[Cinepocalypse Review] 'Attack of the Demons' attacks your senses with loads of cartoony, violent fun!
In the world of horror films, one style we don’t see enough of is animated horror. Having just played at Cinepocalypse, Attack of the Demons is the perfect example of why filmmakers should tackle this limitless genre more often…
…When it comes to animation, there is very little limit to the imagination of what can end up on screen. Eric Power, director/animator of Attack of the Demons, made my eyes weep bloody tears of joy in seeing what he was able to do with his love letter to horror. Written by Andreas Petersen, Attack of the Demons centers on a small, mountain town, where a villainous Satanist decides to unleash literal hell at a rock concert by transforming most of the town into goo-spitting demons. Now, it’s up to a trio of geeky strangers to save the town the only way they know how: with nerd knowledge!
Power sets the tone early for this wild homage to creature features, beginning as so many in the 80s often did, with an old man out with his dog becoming the first of many to become some-thing else. Followed by a score from John Dixon that plays like a kickass Halloween party mix mashed with classic arcade games, Attack of the Demons informs us that, just like the films it’s inspired by, we’re in for something fun, gory, and as insane as the hell the title creatures come from. As we soon learn, this film bleeds Halloween, and contains all of the spirit of the best creature features and then some. Attack of the Demons is loads of ooey, gooey, demonic fun!
Petersen’s script introduces us to a trio of characters who could all be the typical hero in their own film. There’s the dorky guy, Kevin (Thomas Petersen), the cool loner, Jeff (Andreas Petersen), and the punky “final girl”, Natalie (Katie Maguire). Though the dialogue is sometimes a little rough and the voice-acting leaves a lot to be desired, each of these kids are worthy of rooting for. Maybe we don’t expect the sometimes obnoxiously, too polite Kevin to be a dick, but Jeff and Natalie are given plenty of opportunity to demean or insult the others, yet they never do. Instead, the filmmakers present a group of kids, all of them outcasts in their own right, who lift each other up instead of tearing one another down, an endearing trait which most horror fans will enjoy, since we’ve all likely experienced being outcasts ourselves thanks to our fandom. Also refreshing is that none of these kids are trying to bone each other, and are instead just allowed to be friends, which is something we don’t get enough of in the genre when both sexes are involved.
The filmmakers give each of these characters a unique place in the world which separates them from the rest of society, mainly through their fandoms. Whether it’s Kevin’s horror obsession, as we first find him reading “Monstar Magazine”, Jeff’s passion for videogames, or Natalie’s love of indie music, there’s a little something in Attack of the Demons for all sorts of fans. There’s something beautiful in the idea that, even though different fandoms separate these characters, with all three ending up somewhere by themselves, such as Kevin at a little theater showing an old Italian horror flick, it’s when the outside world-in the form of hordes of ugly demons-attacks that they come together. It’s as if Attack of the Demons is trying to tell us all to get our shit together and stop bickering online, that we’re stronger together through our fandoms and different tastes than we are in disparaging them for it, which is an inspiring message that brings a ton of heart to the film.
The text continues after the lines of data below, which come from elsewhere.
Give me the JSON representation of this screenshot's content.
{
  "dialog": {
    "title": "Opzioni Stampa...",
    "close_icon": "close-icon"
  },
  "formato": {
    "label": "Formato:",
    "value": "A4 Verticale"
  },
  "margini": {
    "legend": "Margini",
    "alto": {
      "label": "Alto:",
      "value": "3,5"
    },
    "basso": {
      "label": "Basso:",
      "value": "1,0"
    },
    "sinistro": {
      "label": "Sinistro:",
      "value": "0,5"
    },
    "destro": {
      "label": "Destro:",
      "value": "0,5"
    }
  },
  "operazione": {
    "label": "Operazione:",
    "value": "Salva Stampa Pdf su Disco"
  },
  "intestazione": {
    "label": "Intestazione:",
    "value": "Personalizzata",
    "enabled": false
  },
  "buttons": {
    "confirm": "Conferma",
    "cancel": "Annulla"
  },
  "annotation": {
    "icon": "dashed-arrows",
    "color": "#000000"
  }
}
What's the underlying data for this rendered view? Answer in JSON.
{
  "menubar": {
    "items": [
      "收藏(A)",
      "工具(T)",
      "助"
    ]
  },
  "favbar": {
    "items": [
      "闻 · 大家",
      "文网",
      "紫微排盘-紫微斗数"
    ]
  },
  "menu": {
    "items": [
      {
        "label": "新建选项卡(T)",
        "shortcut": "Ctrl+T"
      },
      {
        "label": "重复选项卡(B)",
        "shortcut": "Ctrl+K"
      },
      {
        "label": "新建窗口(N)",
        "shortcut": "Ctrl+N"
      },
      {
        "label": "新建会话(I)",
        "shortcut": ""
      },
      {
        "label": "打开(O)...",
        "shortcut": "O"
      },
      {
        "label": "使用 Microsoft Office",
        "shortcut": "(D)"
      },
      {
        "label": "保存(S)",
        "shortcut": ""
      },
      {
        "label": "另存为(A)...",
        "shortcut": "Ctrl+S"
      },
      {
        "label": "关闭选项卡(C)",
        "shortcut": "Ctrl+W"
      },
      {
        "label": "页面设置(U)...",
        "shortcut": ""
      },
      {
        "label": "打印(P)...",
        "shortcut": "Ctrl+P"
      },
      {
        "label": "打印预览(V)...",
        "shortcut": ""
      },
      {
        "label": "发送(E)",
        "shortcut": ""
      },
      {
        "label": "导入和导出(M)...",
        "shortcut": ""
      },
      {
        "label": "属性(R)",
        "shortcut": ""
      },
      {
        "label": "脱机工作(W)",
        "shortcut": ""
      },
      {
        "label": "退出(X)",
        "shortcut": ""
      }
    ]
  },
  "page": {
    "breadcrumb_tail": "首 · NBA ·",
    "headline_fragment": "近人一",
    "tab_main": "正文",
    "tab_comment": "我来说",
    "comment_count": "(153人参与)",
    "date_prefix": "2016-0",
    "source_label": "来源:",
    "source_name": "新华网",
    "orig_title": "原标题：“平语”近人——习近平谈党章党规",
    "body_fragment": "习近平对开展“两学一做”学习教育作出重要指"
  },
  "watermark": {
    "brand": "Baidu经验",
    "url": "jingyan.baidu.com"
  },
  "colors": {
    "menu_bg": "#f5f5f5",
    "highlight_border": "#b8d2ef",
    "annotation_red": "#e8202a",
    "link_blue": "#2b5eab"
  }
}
Attack of the Demons has great characters, but what it’s exceptionally good at is blowing our minds with enough cartoon monster carnage to satisfy even the most hardcore horror fans. Taking cues from Night of the Demons, The Thing, Ghostbusters 2, and a whole host of others, Attack of the Demons is filled to the brim with inspired monsters which infect others through some nasty goo-spitting. You may hear animated and think Attack of the Demons is for kids, but Power dives headfirst into the body horror elements of the story, presenting tons of nasty shit that will make your jaw fall off. People fuse together, monstrous fox heads hang from human chests, and all sorts of other abominations walk the streets, including demonic bears, owls, and more. I feel confident in saying that if Attack of the Demons were a live action film, it would rival The Thing in terms of glorious creature FX. Without the restrictions of live action, Power is free to introduce as many different looks for the monsters as he can. This is a horror film made by horror fans for horror fans. You’ll have a blast watching these gross fiends wreak havoc on our heroes.
This is gore-soaked horror with a videogame style sense of adventure perfect for the whole family. And I genuinely mean that. Power has created a film that may not necessarily be for kids, but works as a wonderful introduction to more sinister stuff for tykes that have moved past the Paranormans of the world and are interested in something a bit more horrific. And like the best animated films, Attack of the Demons is one that, despite all of the nastiness, still manages to hit you right in that red weak spot, the heart.
Attack of the Demons spits toxic demon crap on the idea that animated films are just for kids. Give this one a watch, and learn the hardcore power of, er, Eric Power.